Le gouvernement allemand a proposé une réforme importante de sa loi sur le renseignement, qui comprend des dispositions qui obligeraient l'Office fédéral de la sécurité de l'information (BSI) à partager des informations sur les vulnérabilités connues de jour zéro avec l'agence de renseignement étrangère, le Service fédéral de renseignement (BND).
Selon le projet de loi, les autorités publiques seraient autorisées à fournir au BND des informations, y compris des données personnelles, dès qu'il y aurait une indication concrète que ces données pourraient être pertinentes pour les opérations de renseignement à l'étranger. Le BSI, qui est légalement mandaté pour agir en tant qu'autorité centrale pour la sécurité de l'information au niveau national, serait explicitement tenu de coopérer avec le BND. Cette décision représente un changement fondamental dans l'approche de l'Allemagne en matière de politique de sécurité numérique, s'éloignant d'un modèle basé sur la confiance mutuelle vers un modèle caractérisé par une suspicion croissante et une intervention proactive.
Le projet de loi décrit une transformation complète de l'architecture de sécurité numérique de l'Allemagne, mettant l'accent sur des mesures actives pour faire face aux menaces dans le cyberespace. Il permet aux agences de renseignement d'opérer plus librement dans des domaines auparavant considérés comme protégés par les droits constitutionnels. En outre, le projet de loi suggère que des tiers peuvent de plus en plus être impliqués dans des actions d'enquête numériques menées par l'État. L'inclusion d'une obligation de coopération entre le BSI et le BND s'aligne parfaitement sur ce nouveau cadre, ce qui soulève des inquiétudes concernant l'utilisation abusive potentielle des vulnérabilités des infrastructures critiques.
Les modifications proposées visent à utiliser la période entre la découverte d'une vulnérabilité, la notification aux fournisseurs de logiciels et le correctif éventuel de la faille à des fins de renseignement.
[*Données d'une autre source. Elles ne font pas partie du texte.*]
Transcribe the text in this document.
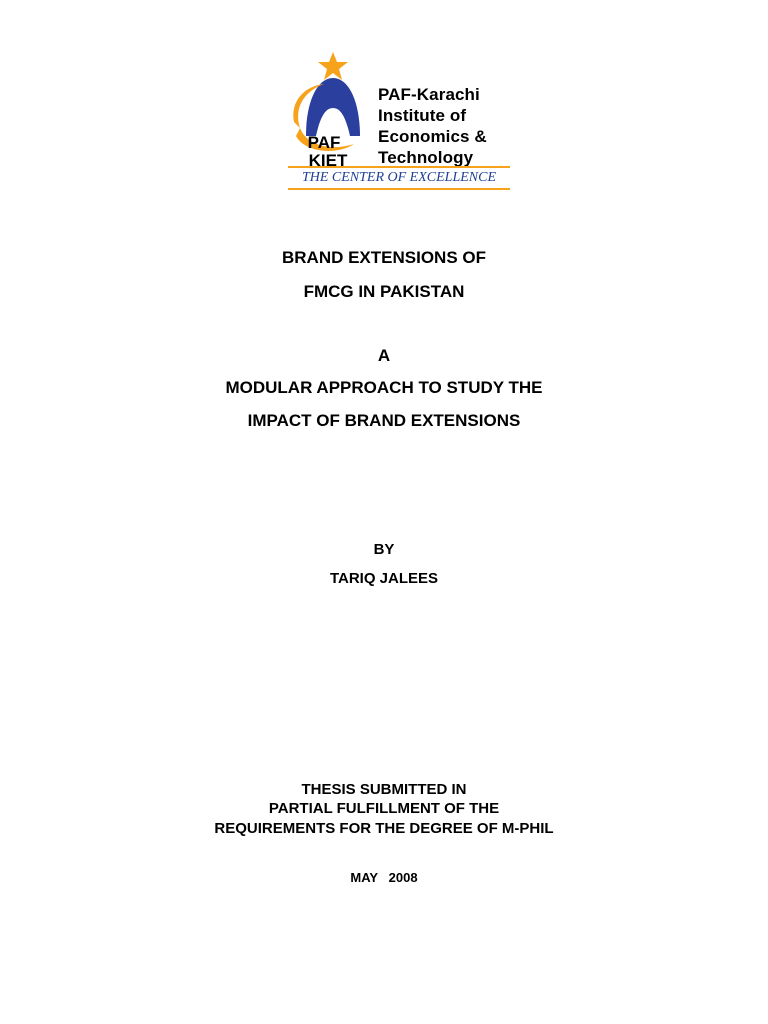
PAF
KIET
PAF-Karachi
Institute of
Economics &
Technology
THE CENTER OF EXCELLENCE
BRAND EXTENSIONS OF
FMCG IN PAKISTAN
A
MODULAR APPROACH TO STUDY THE
IMPACT OF BRAND EXTENSIONS
BY
TARIQ JALEES
THESIS SUBMITTED IN
PARTIAL FULFILLMENT OF THE
REQUIREMENTS FOR THE DEGREE OF M-PHIL
MAY   2008
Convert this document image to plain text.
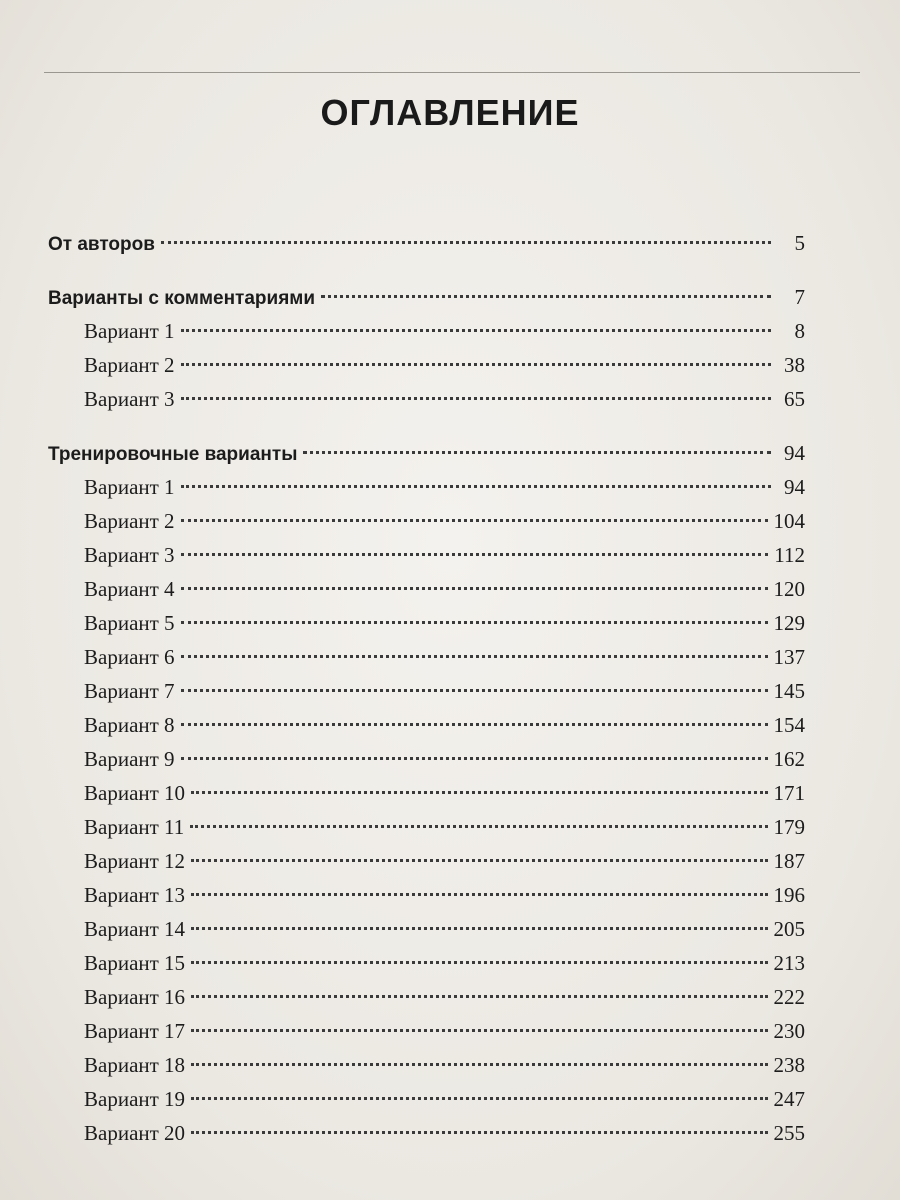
ОГЛАВЛЕНИЕ
От авторов	5
Варианты с комментариями	7
Вариант 1	8
Вариант 2	38
Вариант 3	65
Тренировочные варианты	94
Вариант 1	94
Вариант 2	104
Вариант 3	112
Вариант 4	120
Вариант 5	129
Вариант 6	137
Вариант 7	145
Вариант 8	154
Вариант 9	162
Вариант 10	171
Вариант 11	179
Вариант 12	187
Вариант 13	196
Вариант 14	205
Вариант 15	213
Вариант 16	222
Вариант 17	230
Вариант 18	238
Вариант 19	247
Вариант 20	255
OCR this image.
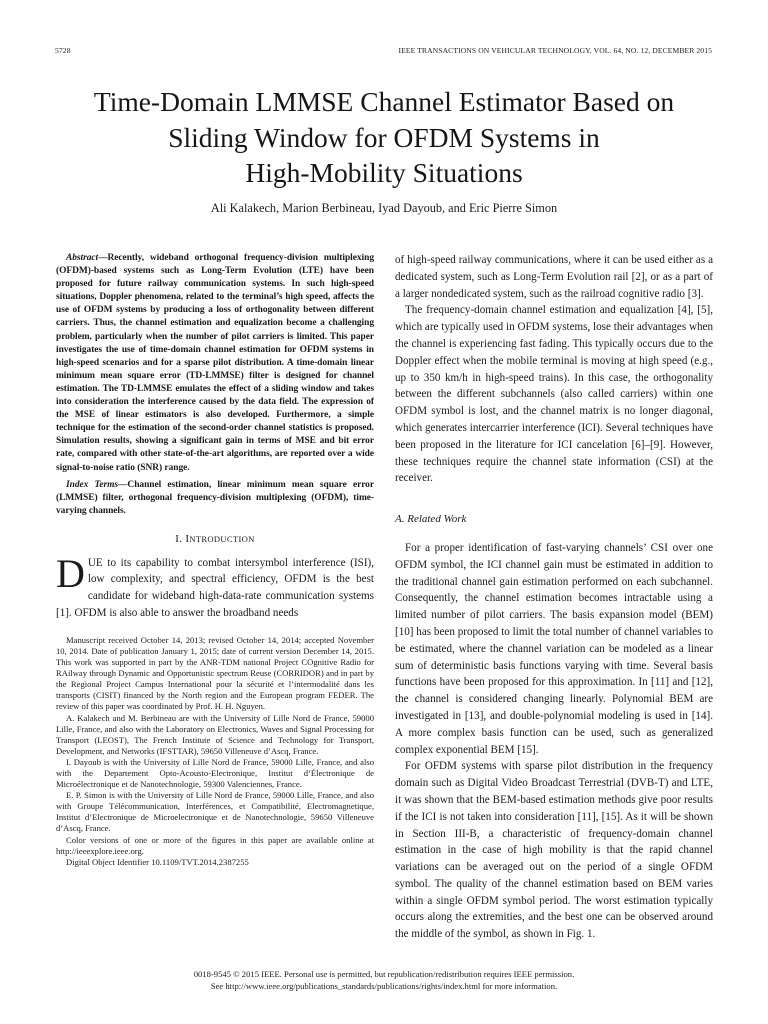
5728	IEEE TRANSACTIONS ON VEHICULAR TECHNOLOGY, VOL. 64, NO. 12, DECEMBER 2015
Time-Domain LMMSE Channel Estimator Based on
Sliding Window for OFDM Systems in
High-Mobility Situations
Ali Kalakech, Marion Berbineau, Iyad Dayoub, and Eric Pierre Simon

Abstract—Recently, wideband orthogonal frequency-division multiplexing (OFDM)-based systems such as Long-Term Evolution (LTE) have been proposed for future railway communication systems. In such high-speed situations, Doppler phenomena, related to the terminal’s high speed, affects the use of OFDM systems by producing a loss of orthogonality between different carriers. Thus, the channel estimation and equalization become a challenging problem, particularly when the number of pilot carriers is limited. This paper investigates the use of time-domain channel estimation for OFDM systems in high-speed scenarios and for a sparse pilot distribution. A time-domain linear minimum mean square error (TD-LMMSE) filter is designed for channel estimation. The TD-LMMSE emulates the effect of a sliding window and takes into consideration the interference caused by the data field. The expression of the MSE of linear estimators is also developed. Furthermore, a simple technique for the estimation of the second-order channel statistics is proposed. Simulation results, showing a significant gain in terms of MSE and bit error rate, compared with other state-of-the-art algorithms, are reported over a wide signal-to-noise ratio (SNR) range.

Index Terms—Channel estimation, linear minimum mean square error (LMMSE) filter, orthogonal frequency-division multiplexing (OFDM), time-varying channels.

I. INTRODUCTION
DUE to its capability to combat intersymbol interference (ISI), low complexity, and spectral efficiency, OFDM is the best candidate for wideband high-data-rate communication systems [1]. OFDM is also able to answer the broadband needs

Manuscript received October 14, 2013; revised October 14, 2014; accepted November 10, 2014. Date of publication January 1, 2015; date of current version December 14, 2015. This work was supported in part by the ANR-TDM national Project COgnitive Radio for RAilway through Dynamic and Opportunistic spectrum Reuse (CORRIDOR) and in part by the Regional Project Campus International pour la sécurité et l’intermodalité dans les transports (CISIT) financed by the North region and the European program FEDER. The review of this paper was coordinated by Prof. H. H. Nguyen.

A. Kalakech and M. Berbineau are with the University of Lille Nord de France, 59000 Lille, France, and also with the Laboratory on Electronics, Waves and Signal Processing for Transport (LEOST), The French Institute of Science and Technology for Transport, Development, and Networks (IFSTTAR), 59650 Villeneuve d’Ascq, France.

I. Dayoub is with the University of Lille Nord de France, 59000 Lille, France, and also with the Departement Opto-Acousto-Electronique, Institut d’Électronique de Microélectronique et de Nanotechnologie, 59300 Valenciennes, France.

E. P. Simon is with the University of Lille Nord de France, 59000 Lille, France, and also with Groupe Télécommunication, Interférences, et Compatibilité, Electromagnetique, Institut d’Electronique de Microelectronique et de Nanotechnologie, 59650 Villeneuve d’Ascq, France.

Color versions of one or more of the figures in this paper are available online at http://ieeexplore.ieee.org.

Digital Object Identifier 10.1109/TVT.2014.2387255

of high-speed railway communications, where it can be used either as a dedicated system, such as Long-Term Evolution rail [2], or as a part of a larger nondedicated system, such as the railroad cognitive radio [3].

The frequency-domain channel estimation and equalization [4], [5], which are typically used in OFDM systems, lose their advantages when the channel is experiencing fast fading. This typically occurs due to the Doppler effect when the mobile terminal is moving at high speed (e.g., up to 350 km/h in high-speed trains). In this case, the orthogonality between the different subchannels (also called carriers) within one OFDM symbol is lost, and the channel matrix is no longer diagonal, which generates intercarrier interference (ICI). Several techniques have been proposed in the literature for ICI cancelation [6]–[9]. However, these techniques require the channel state information (CSI) at the receiver.

A. Related Work

For a proper identification of fast-varying channels’ CSI over one OFDM symbol, the ICI channel gain must be estimated in addition to the traditional channel gain estimation performed on each subchannel. Consequently, the channel estimation becomes intractable using a limited number of pilot carriers. The basis expansion model (BEM) [10] has been proposed to limit the total number of channel variables to be estimated, where the channel variation can be modeled as a linear sum of deterministic basis functions varying with time. Several basis functions have been proposed for this approximation. In [11] and [12], the channel is considered changing linearly. Polynomial BEM are investigated in [13], and double-polynomial modeling is used in [14]. A more complex basis function can be used, such as generalized complex exponential BEM [15].

For OFDM systems with sparse pilot distribution in the frequency domain such as Digital Video Broadcast Terrestrial (DVB-T) and LTE, it was shown that the BEM-based estimation methods give poor results if the ICI is not taken into consideration [11], [15]. As it will be shown in Section III-B, a characteristic of frequency-domain channel estimation in the case of high mobility is that the rapid channel variations can be averaged out on the period of a single OFDM symbol. The quality of the channel estimation based on BEM varies within a single OFDM symbol period. The worst estimation typically occurs along the extremities, and the best one can be observed around the middle of the symbol, as shown in Fig. 1.

0018-9545 © 2015 IEEE. Personal use is permitted, but republication/redistribution requires IEEE permission.
See http://www.ieee.org/publications_standards/publications/rights/index.html for more information.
Si la BSI est perçue comme accordant la priorité aux opérations de renseignement par rapport à la correction rapide des vulnérabilités, cela pourrait dissuader les organisations et les chercheurs de signaler les failles nouvellement découvertes. Cela pourrait entraîner une augmentation des vulnérabilités non corrigées au sein des infrastructures critiques, en particulier à une époque où les tensions géopolitiques et les menaces hybrides augmentent. La perte de confiance entre la BSI et la communauté de la sécurité informatique pourrait entraîner une réduction de la collaboration, affaiblissant finalement les défenses du pays contre les cyberattaques. Le projet introduit également de vastes modifications juridiques sans preuve claire des avantages de sécurité correspondants.
Alors que le ministère cite l'augmentation des menaces comme justification de l'élargissement des pouvoirs de surveillance, les opposants soutiennent que de telles mesures risquent d'éroder davantage les libertés numériques.
Par exemple, si un service de renseignement découvre des logiciels malveillants dans l'infrastructure d'un attaquant avant que les forces de l'ordre ne puissent réagir, il serait autorisé à prendre des contre-mesures immédiates plutôt que d'attendre les processus juridiques traditionnels.
Les entités publiques seraient tenues de transmettre des informations liées à la sécurité au BND aux premiers stades d'une attaque, parfois même automatiquement. La raison en est que le BND, en raison de ses activités de surveillance stratégique des communications, peut mieux contextualiser les incidents isolés dans un cadre global plus large, permettant une détection plus précoce des menaces.
En ce qui concerne les exploits de jour zéro - les vulnérabilités sans correctifs disponibles - l'IMC soutient que ce délai peut être utilisé pour le travail crucial du BND. Les retards dans la résolution de ces problèmes réduiraient considérablement leur applicabilité. Cela mettrait le BSI dans une position difficile, car il serait nécessaire de donner la priorité aux opérations de renseignement sur la fermeture rapide des lacunes de sécurité, contrairement à l'intention initiale du gouvernement de coalition. Financièrement, l'initiative marque une expansion substantielle des capacités cybernétiques, indiquant un engagement à améliorer la portée opérationnelle du BND.
Cependant, l'étendue des mécanismes de surveillance reste limitée, les responsabilités de contrôle étant consolidées sous le Conseil indépendant de contrôle (UKRat), qui pourrait exercer une surveillance préliminaire similaire à celle d'un tribunal, mais avec une portée limitée.